About 1.6 percent of U.S. adults will be diagnosed with pancreatic cancer in their lifetimes, according to the National Cancer Institute. More than 55,000 new cases were diagnosed last year, the institute estimates. In stage 4 pancreatic cancer, or the most advanced stage, the disease has usually spread to other parts of the body, such as the liver, lung, or peritoneal cavity (the body cavity that contains most of the organs in the abdomen).

The risk of pancreatic cancer increases with age, says the U.S. Centers for Disease Control and Prevention (CDC). Nearly, 70 percent of pancreatic cancer patients are aged 65 or older. Smoking and a family history can increase a person’s risk of pancreatic cancer.

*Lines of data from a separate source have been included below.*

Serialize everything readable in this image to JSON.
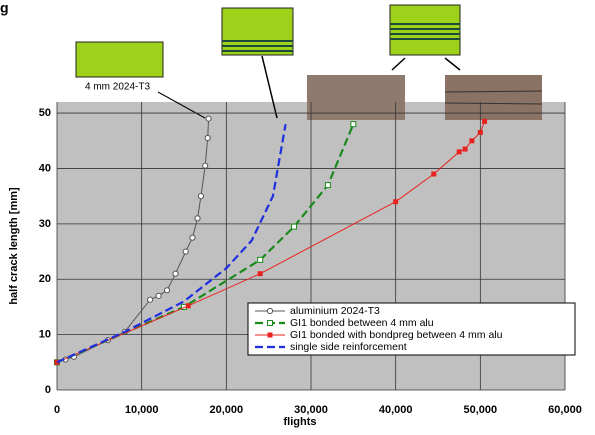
{
  "corner_label": "g",
  "chart_data": {
    "type": "line",
    "ylabel": "half crack length [mm]",
    "xlabel": "flights",
    "annotation": "4 mm 2024-T3",
    "xlim": [
      0,
      60000
    ],
    "ylim": [
      0,
      52
    ],
    "xticks": [
      0,
      {
        "value": 10000,
        "label": "10,000"
      },
      {
        "value": 20000,
        "label": "20,000"
      },
      {
        "value": 30000,
        "label": "30,000"
      },
      {
        "value": 40000,
        "label": "40,000"
      },
      {
        "value": 50000,
        "label": "50,000"
      },
      {
        "value": 60000,
        "label": "60,000"
      }
    ],
    "yticks": [
      0,
      10,
      20,
      30,
      40,
      50
    ],
    "grid": true,
    "series": [
      {
        "name": "aluminium 2024-T3",
        "color": "#555555",
        "line_style": "solid",
        "marker": "circle-open",
        "x": [
          0,
          1000,
          2000,
          6000,
          8000,
          11000,
          12000,
          13000,
          14000,
          15200,
          16000,
          16600,
          17000,
          17500,
          17800,
          17900
        ],
        "values": [
          5,
          5.5,
          6,
          9,
          10.5,
          16.3,
          17,
          18,
          21,
          25,
          27.5,
          31,
          35,
          40.5,
          45.5,
          49
        ]
      },
      {
        "name": "GI1 bonded between 4 mm alu",
        "color": "#1a8a1a",
        "line_style": "dashed",
        "marker": "square-open",
        "x": [
          0,
          15000,
          24000,
          28000,
          32000,
          35000
        ],
        "values": [
          5,
          15,
          23.5,
          29.5,
          37,
          48
        ]
      },
      {
        "name": "GI1 bonded with bondpreg between 4 mm alu",
        "color": "#e8231f",
        "line_style": "solid",
        "marker": "square",
        "x": [
          0,
          15500,
          24000,
          40000,
          44500,
          47500,
          48200,
          49000,
          50000,
          50500
        ],
        "values": [
          5,
          15.2,
          21,
          34,
          39,
          43,
          43.5,
          45,
          46.5,
          48.5
        ]
      },
      {
        "name": "single side reinforcement",
        "color": "#1f2fe0",
        "line_style": "dashed",
        "marker": "none",
        "x": [
          0,
          8000,
          15000,
          20000,
          23000,
          25500,
          27000
        ],
        "values": [
          5,
          10.5,
          16,
          22,
          27,
          35,
          48
        ]
      }
    ]
  }
}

Pancreatic cancer is also difficult to detect and diagnose early.

“Pancreatic cancers can best be treated with an integrated, multi-specialty approach where the patient’s case is reviewed by more than one specialist,” says Govindarajan Narayanan, M.D. [1] , chief of interventional oncology at Miami Cancer Institute [2]. “A diagnosis of stage 4 pancreatic cancer is very challenging. Most advances in pancreatic cancer treatments are most effective when the cancer is confined to the pancreas. Stage 4 pancreatic cancer means the cancer has spread to other organs.”